Singer in a Band Workshop Musings

There is a proverb that says, "To teach is to learn." To grow, music teachers must find ways to further their own music education.

 

There are several professional development opportunities for music teachers. By exploring these options for continuing education, music educators can rejuvenate and develop their own musicianship.

As some of you know, I took singing lessons as my learning project for 2009/10. I've sung for years in choirs, but last spring was the first time I have ever sung a solo in public. It's a completely different ballgame. With piano, the performer faces his or her instrument. However, when singing, looking at the audience (or towards the audience) is critical to engaging them. If you cringe because of a missed note or lyrics, not only is it visible, but cringing affects tone.

My vocal coach, Sherry Kennedy, convinced me to take the Singer in a Band workshop she ran last week. Shortly after the singing workshop began, I thought, "What on earth was I thinking? Why did I pick two songs I don't know very well? Why did I pick a song in Spanish?"

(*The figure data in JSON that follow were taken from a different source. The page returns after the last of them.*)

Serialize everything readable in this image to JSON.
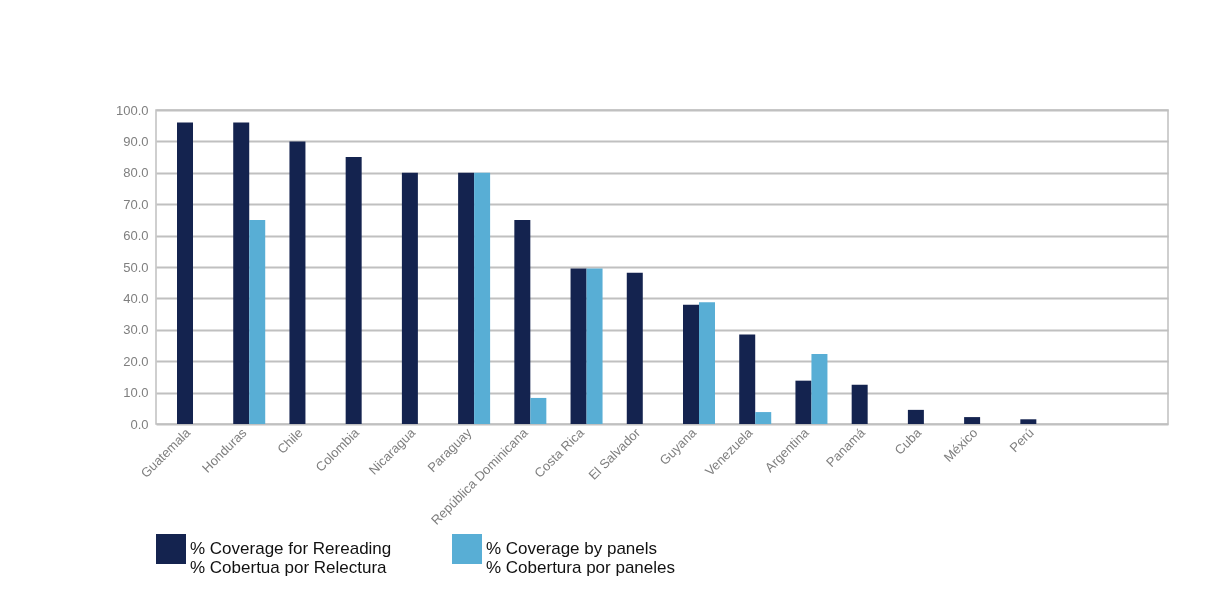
{
  "chart_data": {
    "type": "bar",
    "categories": [
      "Guatemala",
      "Honduras",
      "Chile",
      "Colombia",
      "Nicaragua",
      "Paraguay",
      "República Dominicana",
      "Costa Rica",
      "El Salvador",
      "Guyana",
      "Venezuela",
      "Argentina",
      "Panamá",
      "Cuba",
      "México",
      "Perú",
      null,
      null
    ],
    "series": [
      {
        "name": "% Coverage for Rereading\n% Cobertua por Relectura",
        "color": "#14234f",
        "values": [
          96.0,
          96.0,
          90.0,
          85.0,
          80.0,
          80.0,
          65.0,
          49.5,
          48.2,
          38.0,
          28.5,
          13.8,
          12.5,
          4.5,
          2.2,
          1.5,
          null,
          null
        ]
      },
      {
        "name": "% Coverage by panels\n% Cobertura por paneles",
        "color": "#58aed5",
        "values": [
          null,
          65.0,
          null,
          null,
          null,
          80.0,
          8.3,
          49.5,
          null,
          38.8,
          3.8,
          22.3,
          null,
          null,
          null,
          null,
          null,
          null
        ]
      }
    ],
    "ylim": [
      0,
      100
    ],
    "yticks": [
      {
        "value": 0,
        "label": "0.0"
      },
      {
        "value": 10,
        "label": "10.0"
      },
      {
        "value": 20,
        "label": "20.0"
      },
      {
        "value": 30,
        "label": "30.0"
      },
      {
        "value": 40,
        "label": "40.0"
      },
      {
        "value": 50,
        "label": "50.0"
      },
      {
        "value": 60,
        "label": "60.0"
      },
      {
        "value": 70,
        "label": "70.0"
      },
      {
        "value": 80,
        "label": "80.0"
      },
      {
        "value": 90,
        "label": "90.0"
      },
      {
        "value": 100,
        "label": "100.0"
      }
    ],
    "grid": "y",
    "legend": "bottom"
  }
}
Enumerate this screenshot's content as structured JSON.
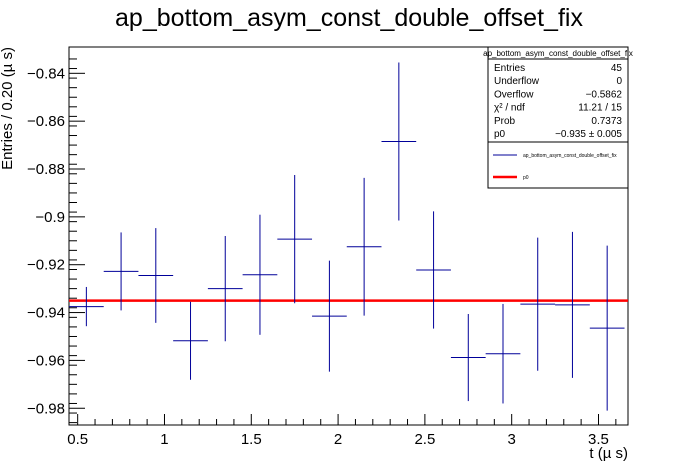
{
  "chart_data": {
    "type": "scatter",
    "title": "ap_bottom_asym_const_double_offset_fix",
    "xlabel": "t (µ s)",
    "ylabel": "Entries / 0.20 (µ s)",
    "xlim": [
      0.45,
      3.67
    ],
    "ylim": [
      -0.987,
      -0.829
    ],
    "x_ticks": [
      0.5,
      1,
      1.5,
      2,
      2.5,
      3,
      3.5
    ],
    "x_tick_labels": [
      "0.5",
      "1",
      "1.5",
      "2",
      "2.5",
      "3",
      "3.5"
    ],
    "y_ticks": [
      -0.98,
      -0.96,
      -0.94,
      -0.92,
      -0.9,
      -0.88,
      -0.86,
      -0.84
    ],
    "y_tick_labels": [
      "−0.98",
      "−0.96",
      "−0.94",
      "−0.92",
      "−0.9",
      "−0.88",
      "−0.86",
      "−0.84"
    ],
    "grid": false,
    "series": [
      {
        "name": "ap_bottom_asym_const_double_offset_fix",
        "color": "#000099",
        "x_halfwidth": 0.1,
        "points": [
          {
            "x": 0.55,
            "y": -0.9375,
            "err": 0.0082
          },
          {
            "x": 0.75,
            "y": -0.9228,
            "err": 0.0163
          },
          {
            "x": 0.95,
            "y": -0.9245,
            "err": 0.0198
          },
          {
            "x": 1.15,
            "y": -0.9518,
            "err": 0.0163
          },
          {
            "x": 1.35,
            "y": -0.93,
            "err": 0.022
          },
          {
            "x": 1.55,
            "y": -0.9242,
            "err": 0.0251
          },
          {
            "x": 1.75,
            "y": -0.9093,
            "err": 0.0268
          },
          {
            "x": 1.95,
            "y": -0.9415,
            "err": 0.0232
          },
          {
            "x": 2.15,
            "y": -0.9125,
            "err": 0.0288
          },
          {
            "x": 2.35,
            "y": -0.8685,
            "err": 0.033
          },
          {
            "x": 2.55,
            "y": -0.9222,
            "err": 0.0245
          },
          {
            "x": 2.75,
            "y": -0.9588,
            "err": 0.0182
          },
          {
            "x": 2.95,
            "y": -0.9572,
            "err": 0.0208
          },
          {
            "x": 3.15,
            "y": -0.9365,
            "err": 0.0278
          },
          {
            "x": 3.35,
            "y": -0.9368,
            "err": 0.0305
          },
          {
            "x": 3.55,
            "y": -0.9465,
            "err": 0.0345
          }
        ]
      },
      {
        "name": "p0",
        "type": "line",
        "color": "#ff0000",
        "value": -0.935
      }
    ],
    "stats_box": {
      "title": "ap_bottom_asym_const_double_offset_fix",
      "rows": [
        {
          "label": "Entries",
          "value": "45"
        },
        {
          "label": "Underflow",
          "value": "0"
        },
        {
          "label": "Overflow",
          "value": "−0.5862"
        },
        {
          "label": "χ² / ndf",
          "value": "11.21 / 15"
        },
        {
          "label": "Prob",
          "value": "0.7373"
        },
        {
          "label": "p0",
          "value": "−0.935 ± 0.005"
        }
      ]
    },
    "legend": {
      "placement": "top-right",
      "entries": [
        {
          "label": "ap_bottom_asym_const_double_offset_fix",
          "color": "#000099"
        },
        {
          "label": "p0",
          "color": "#ff0000"
        }
      ]
    }
  }
}
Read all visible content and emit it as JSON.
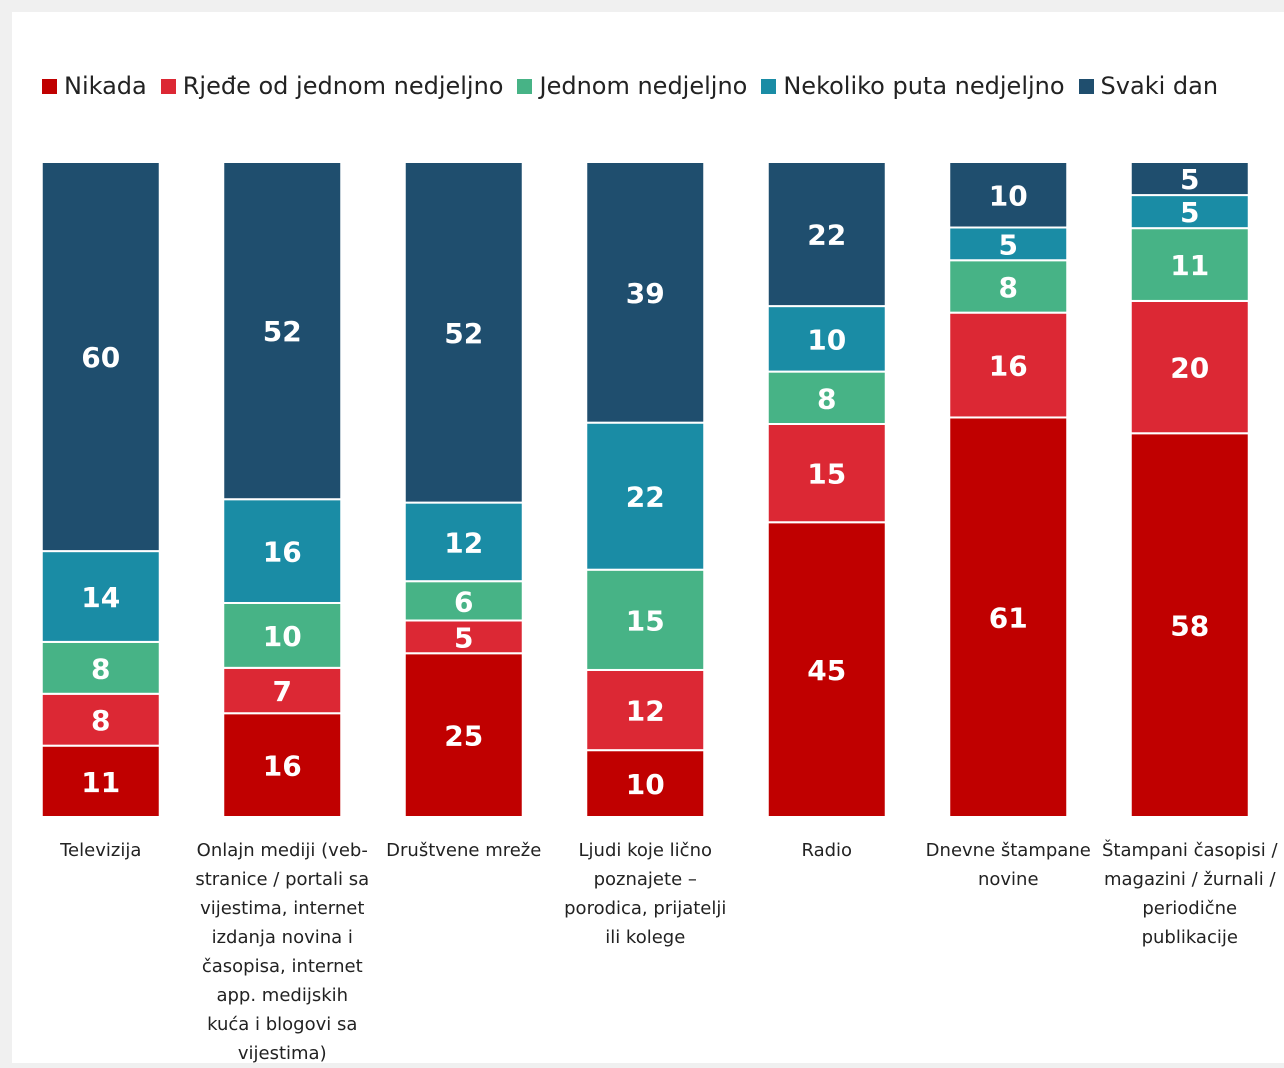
{
  "chart_data": {
    "type": "stacked_bar",
    "categories": [
      "Televizija",
      "Onlajn mediji (veb-stranice / portali sa vijestima, internet izdanja novina i časopisa, internet app. medijskih kuća i blogovi sa vijestima)",
      "Društvene mreže",
      "Ljudi koje lično poznajete – porodica, prijatelji ili kolege",
      "Radio",
      "Dnevne štampane novine",
      "Štampani časopisi / magazini / žurnali / periodične publikacije"
    ],
    "series": [
      {
        "name": "Nikada",
        "color": "#c00000",
        "values": [
          11,
          16,
          25,
          10,
          45,
          61,
          58
        ]
      },
      {
        "name": "Rjeđe od jednom nedjeljno",
        "color": "#dc2834",
        "values": [
          8,
          7,
          5,
          12,
          15,
          16,
          20
        ]
      },
      {
        "name": "Jednom nedjeljno",
        "color": "#47b386",
        "values": [
          8,
          10,
          6,
          15,
          8,
          8,
          11
        ]
      },
      {
        "name": "Nekoliko puta nedjeljno",
        "color": "#1a8ca5",
        "values": [
          14,
          16,
          12,
          22,
          10,
          5,
          5
        ]
      },
      {
        "name": "Svaki dan",
        "color": "#1f4e6e",
        "values": [
          60,
          52,
          52,
          39,
          22,
          10,
          5
        ]
      }
    ],
    "legend": "top"
  }
}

Over three days, Sherry, along with my piano teacher Derek Stoll, worked with us eight adults taking the workshop. We had a such a diverse group, including two professional "shampoo bottle" singers and one singer who's had an up and down relationship with singing for several years. There were two piano teachers, myself and my friend and colleague Melodie Archer.

We went through breathing and stance ad nauseum. Many of us needed to "open up", so Sherry stuck foam rollers under our arms (those quickly became light sabers).

As a pianist, nay, as a VRK pianist, I found it especially challenging to have Derek play an intro and for me to just know how the correct notes should sound without me playing the note on the piano was difficult. Another challenge I faced was how to make each song my own so that I didn't sound like Consuelo Velasquez or Stevie Wonder.

Memorizing lyrics was a challenge for all of us however, we all pulled through. The nice thing about singing jazz is that if you forget the lyrics, you can simply scat your way out of a potential mess.

 

All things considering, it was a wonderful night. All eight of us delivered our best performances. Our success can be attributed to several factors:
  1. supportive and encouraging instructors
  2. the fact that we were all tired from running around from 9:30 AM until 10:00 PM that we were too mellow to be nervous and
  3. the fantastic and supportive energy backstage

We cheered whenever the person performing cleared a "trouble spot" as if we were in a hockey game. You can check out my performances on my website.

Many thanks to Sherry and Derek for their hard work and guidance. Hats off as well to Dave Marshall, our serious-looking drummer and Dave Hamilton, our guitarist who can play many a cool lick.

So what lessons did I take away from this experience? Singing lessons and this workshop reinforced the importance of singing and sight singing to develop one's inner ear. You can't beat the rush from performing in an ensemble and singers take artistry onto a whole new level.

Would I do it again? Most definitely.